The Application Testing was carried out to check the Application were running smoothly and for the Data Validation. Once the testing was successful, we registered the database in the Recovery Catalog, and took a full database backup. We had to ensure that the Oracle Services were owned by the Domain Administrator Account and not the Local Account for registering the database and taking a Full Database RMAN Backup ensuring that the Controlfile Autobackup and SPFILE backup was on the shared location along with the RMAN Backups.
[Note: 145843.1 How to Configure RMAN to Write to Shared Drives on Windows NT/2000]
Once the backup was complete, the Temporary Setup was shutdown and we brought the Production Server online for all the users.
In the next 2 weeks, the following necessary arrangements were made for the short-comings seen in the Disaster Situation:
- Application Backup is daily ensured to Tapes
- Application files, as of 13th May 2009, have been backed up to DVDs. Every 15 days, Application files backup to DVDs is being ensured.
- A Temporary Server was arranged by IT Administrators and has been cloned (using RMAN) same as that of the Production Server. Scheduled Jobs run at 3 intervals so as to Clone the Secondary database is put in place. The cloning process takes more than 2 hours to complete. In case of an unforeseen disaster, we can easily switch to the Secondary Server with a minimal Data Loss.
- Source Code Backup and its relevant Document Control is strictly ensured prior to moving to Production.
- After the Production Server’s Operating System Upgrade to Windows Server 2003, the RMAN backup location has been changed to SAN Storage location, which is further backed up to Tapes by the IT Administrators. The earlier RMAN backup performance issue of 13 hours has been resolved. Now, the backup completes in less than an hour. You can read about it here.
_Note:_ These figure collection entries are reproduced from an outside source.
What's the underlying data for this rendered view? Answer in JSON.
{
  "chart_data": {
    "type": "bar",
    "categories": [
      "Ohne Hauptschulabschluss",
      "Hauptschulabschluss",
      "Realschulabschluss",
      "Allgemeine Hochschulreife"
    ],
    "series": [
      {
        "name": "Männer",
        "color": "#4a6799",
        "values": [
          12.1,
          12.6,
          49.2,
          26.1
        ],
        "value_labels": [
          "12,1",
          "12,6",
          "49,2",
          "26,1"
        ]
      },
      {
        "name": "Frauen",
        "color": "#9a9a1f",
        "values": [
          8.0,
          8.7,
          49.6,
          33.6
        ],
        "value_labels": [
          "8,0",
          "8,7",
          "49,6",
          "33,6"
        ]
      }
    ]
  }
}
- For the next 3 months, we will be carrying out planned monthly recovery of complete Application from the Tapes and/or the DVDs. Once the recovery simulation comfort level is attained, we can carry out the simulation every Quarter.
- Finally, the new Server Procurement Process has been started, and which server to purchase has been finalized.
- 4 am: Clone after the Full Database RMAN Backups
- 11 am: Clone in the mid of the Working Day (after all Archivelog Backups are available up to 11 am)
- 4 pm: Clone at the end of the Working Day (after all Archivelog Backups are available up to 4 pm)